Unlike normal charges interest begins accruing on cash advances immediately. On a normal charge you're not charged interest until the grace period is over.
You paid interest from the time the cash advance occurred until the statement closing date. Between the statement closing date and the bill due date you were still accruing interest on that cash advance balance which is now appearing on new statement.
Cash advance should really be avoided primarily because the interest is immediate, and a payment is credited to the account rather than toward a specific charge or cash advance (though IIRC payments should credit the highest rate first by law in the US now). Some banks will not let you pay the cash advance specifically, even over the phone.
In a normal charge situation, where you've been paying in full every month and not paying any interest, you will not begin accruing interest until after you let a balance remain past the grace period which is typically the statement due date. That's why you can just pay in full at the end of the month and not receive interest charges. Cash advances will accrue interest from the date the cash is sent until it's paid in full regardless of grace periods or statement dates.

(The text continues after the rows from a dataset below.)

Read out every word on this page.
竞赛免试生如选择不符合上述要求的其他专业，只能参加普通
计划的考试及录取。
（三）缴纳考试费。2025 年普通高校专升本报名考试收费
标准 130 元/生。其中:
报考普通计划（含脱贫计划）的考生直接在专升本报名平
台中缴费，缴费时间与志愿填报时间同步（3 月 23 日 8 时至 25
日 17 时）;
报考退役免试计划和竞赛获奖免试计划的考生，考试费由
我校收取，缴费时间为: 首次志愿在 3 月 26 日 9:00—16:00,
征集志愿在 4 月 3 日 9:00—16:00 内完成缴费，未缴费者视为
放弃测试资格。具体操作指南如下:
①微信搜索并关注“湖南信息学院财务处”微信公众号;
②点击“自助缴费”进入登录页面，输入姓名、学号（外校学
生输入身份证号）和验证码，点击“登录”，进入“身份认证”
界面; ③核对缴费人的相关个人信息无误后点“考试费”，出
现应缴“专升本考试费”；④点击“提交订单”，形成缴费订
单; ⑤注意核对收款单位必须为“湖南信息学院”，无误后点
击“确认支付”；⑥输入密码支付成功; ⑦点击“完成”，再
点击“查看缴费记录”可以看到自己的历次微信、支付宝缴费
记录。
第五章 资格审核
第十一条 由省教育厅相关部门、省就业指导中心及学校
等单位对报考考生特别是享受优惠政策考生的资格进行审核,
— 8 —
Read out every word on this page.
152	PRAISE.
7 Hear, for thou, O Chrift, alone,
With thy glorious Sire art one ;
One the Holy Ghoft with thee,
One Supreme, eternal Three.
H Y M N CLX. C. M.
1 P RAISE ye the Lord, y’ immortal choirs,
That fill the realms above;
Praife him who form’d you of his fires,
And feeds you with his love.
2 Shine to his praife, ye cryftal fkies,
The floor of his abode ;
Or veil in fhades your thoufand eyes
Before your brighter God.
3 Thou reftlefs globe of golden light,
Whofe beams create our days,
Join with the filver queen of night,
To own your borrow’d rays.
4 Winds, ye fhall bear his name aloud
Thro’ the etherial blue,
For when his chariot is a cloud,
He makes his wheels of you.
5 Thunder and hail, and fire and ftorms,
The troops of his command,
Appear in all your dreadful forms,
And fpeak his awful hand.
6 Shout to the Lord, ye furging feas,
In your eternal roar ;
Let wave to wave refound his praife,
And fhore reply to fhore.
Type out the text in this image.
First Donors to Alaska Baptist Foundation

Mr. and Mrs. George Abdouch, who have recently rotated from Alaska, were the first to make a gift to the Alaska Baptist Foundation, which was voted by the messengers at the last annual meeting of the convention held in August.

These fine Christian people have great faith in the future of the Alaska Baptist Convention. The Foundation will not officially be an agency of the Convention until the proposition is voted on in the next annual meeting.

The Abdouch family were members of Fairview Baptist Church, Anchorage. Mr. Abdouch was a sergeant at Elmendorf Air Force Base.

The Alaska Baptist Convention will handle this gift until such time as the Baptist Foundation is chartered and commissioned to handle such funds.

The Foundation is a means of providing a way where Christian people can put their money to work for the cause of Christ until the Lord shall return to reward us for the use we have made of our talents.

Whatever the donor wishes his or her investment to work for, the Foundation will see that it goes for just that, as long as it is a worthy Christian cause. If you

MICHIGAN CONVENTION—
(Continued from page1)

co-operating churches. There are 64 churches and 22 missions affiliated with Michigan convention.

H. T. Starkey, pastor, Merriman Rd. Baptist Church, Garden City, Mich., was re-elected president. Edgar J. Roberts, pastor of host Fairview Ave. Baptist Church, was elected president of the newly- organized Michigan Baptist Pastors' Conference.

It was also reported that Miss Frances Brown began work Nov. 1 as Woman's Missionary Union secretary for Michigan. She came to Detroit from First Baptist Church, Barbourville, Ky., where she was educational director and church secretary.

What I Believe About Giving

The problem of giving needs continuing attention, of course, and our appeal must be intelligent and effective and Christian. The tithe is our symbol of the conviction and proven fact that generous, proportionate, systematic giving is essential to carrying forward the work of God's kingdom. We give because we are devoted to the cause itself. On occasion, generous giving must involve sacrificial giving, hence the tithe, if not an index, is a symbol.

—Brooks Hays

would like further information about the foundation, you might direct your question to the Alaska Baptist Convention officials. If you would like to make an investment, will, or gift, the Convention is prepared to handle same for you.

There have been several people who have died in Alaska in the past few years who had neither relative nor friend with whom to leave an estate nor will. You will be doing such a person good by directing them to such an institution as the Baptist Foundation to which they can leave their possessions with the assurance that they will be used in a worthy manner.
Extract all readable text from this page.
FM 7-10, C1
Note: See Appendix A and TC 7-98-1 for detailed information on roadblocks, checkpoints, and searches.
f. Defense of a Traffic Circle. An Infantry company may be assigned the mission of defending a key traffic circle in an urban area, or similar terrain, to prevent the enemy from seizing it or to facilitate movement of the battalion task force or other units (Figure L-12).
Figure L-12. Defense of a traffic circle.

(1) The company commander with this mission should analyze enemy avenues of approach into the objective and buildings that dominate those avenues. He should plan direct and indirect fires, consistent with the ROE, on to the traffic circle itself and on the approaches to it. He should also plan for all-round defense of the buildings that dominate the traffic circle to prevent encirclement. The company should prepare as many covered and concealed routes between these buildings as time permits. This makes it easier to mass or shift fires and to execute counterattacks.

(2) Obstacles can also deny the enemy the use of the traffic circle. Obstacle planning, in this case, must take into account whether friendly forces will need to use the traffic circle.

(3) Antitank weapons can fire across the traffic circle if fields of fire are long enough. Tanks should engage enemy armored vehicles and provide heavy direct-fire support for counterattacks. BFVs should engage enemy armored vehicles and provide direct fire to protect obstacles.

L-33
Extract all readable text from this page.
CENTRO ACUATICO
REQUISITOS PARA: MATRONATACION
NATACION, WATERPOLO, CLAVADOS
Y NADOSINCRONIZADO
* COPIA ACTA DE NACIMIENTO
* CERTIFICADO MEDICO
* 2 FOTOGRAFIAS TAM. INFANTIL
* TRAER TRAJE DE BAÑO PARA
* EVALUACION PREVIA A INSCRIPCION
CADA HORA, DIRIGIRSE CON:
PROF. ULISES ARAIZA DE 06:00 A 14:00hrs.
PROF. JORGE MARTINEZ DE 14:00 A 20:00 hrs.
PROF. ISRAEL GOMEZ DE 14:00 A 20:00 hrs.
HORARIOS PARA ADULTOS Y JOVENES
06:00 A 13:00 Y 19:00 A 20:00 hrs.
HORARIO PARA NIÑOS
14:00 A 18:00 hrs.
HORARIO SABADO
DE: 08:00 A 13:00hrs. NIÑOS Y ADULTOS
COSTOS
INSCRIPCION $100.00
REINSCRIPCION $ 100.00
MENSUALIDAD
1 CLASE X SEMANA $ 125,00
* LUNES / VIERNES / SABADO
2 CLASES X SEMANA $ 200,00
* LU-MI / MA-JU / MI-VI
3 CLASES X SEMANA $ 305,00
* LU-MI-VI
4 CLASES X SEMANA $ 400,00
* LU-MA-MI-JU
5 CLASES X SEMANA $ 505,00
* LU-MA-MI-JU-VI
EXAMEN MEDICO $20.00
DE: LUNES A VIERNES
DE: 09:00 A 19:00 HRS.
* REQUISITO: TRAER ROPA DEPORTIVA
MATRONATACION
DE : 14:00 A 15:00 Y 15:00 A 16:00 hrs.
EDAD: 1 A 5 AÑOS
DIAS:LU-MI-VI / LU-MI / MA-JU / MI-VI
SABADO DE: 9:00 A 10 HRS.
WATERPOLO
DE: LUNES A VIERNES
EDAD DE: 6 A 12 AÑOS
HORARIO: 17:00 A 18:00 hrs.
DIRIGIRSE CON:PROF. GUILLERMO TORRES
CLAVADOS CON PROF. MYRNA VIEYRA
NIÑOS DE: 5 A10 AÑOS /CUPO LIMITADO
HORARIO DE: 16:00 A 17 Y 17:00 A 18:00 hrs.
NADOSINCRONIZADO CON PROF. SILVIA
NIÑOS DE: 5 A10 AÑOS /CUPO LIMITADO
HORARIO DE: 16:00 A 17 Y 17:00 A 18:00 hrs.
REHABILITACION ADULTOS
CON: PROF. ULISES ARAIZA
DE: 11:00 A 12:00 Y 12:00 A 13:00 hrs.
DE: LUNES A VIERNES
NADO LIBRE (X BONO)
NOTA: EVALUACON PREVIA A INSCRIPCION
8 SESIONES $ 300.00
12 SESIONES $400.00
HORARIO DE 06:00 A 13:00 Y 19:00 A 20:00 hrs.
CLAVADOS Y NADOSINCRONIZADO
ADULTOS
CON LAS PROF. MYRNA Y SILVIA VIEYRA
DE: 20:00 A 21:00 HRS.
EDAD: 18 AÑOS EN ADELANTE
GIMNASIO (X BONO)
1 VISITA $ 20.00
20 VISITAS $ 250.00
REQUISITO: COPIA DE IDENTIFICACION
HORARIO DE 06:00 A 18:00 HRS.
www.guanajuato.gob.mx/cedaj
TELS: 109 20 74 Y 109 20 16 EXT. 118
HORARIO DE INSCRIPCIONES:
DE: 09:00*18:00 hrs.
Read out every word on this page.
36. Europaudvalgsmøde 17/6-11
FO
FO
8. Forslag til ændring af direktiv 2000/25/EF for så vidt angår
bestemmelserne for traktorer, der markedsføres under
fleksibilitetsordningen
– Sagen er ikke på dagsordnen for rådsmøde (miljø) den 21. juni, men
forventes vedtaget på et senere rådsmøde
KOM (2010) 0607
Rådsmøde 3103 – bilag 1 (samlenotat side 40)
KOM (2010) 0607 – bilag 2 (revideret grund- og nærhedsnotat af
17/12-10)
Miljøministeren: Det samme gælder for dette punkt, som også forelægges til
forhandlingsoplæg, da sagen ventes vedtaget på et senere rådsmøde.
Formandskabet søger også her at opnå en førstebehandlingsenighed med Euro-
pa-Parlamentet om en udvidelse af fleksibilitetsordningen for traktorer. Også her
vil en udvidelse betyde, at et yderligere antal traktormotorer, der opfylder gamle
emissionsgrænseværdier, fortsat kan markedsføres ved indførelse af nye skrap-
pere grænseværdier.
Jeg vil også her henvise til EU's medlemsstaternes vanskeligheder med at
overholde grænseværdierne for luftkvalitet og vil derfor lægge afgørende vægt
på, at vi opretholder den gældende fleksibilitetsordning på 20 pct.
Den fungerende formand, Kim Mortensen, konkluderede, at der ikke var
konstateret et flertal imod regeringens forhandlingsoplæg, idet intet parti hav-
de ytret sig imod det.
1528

Consider this situation, I'm making these dates up but this is generally how it works. Your statement period is 12/15/2015 through 1/14/2016, the statement is due on 2/10/2016. You made the cash advance on 1/1/2016. You paid it on the 2/10/2016 payment. You weren't being charged multiple months of interest, you just paid the interest that accrued from 1/1/2016 through 2/10/2016 (the date the cash advance occurred all the way through the date it was paid in full) over two consecutive statements.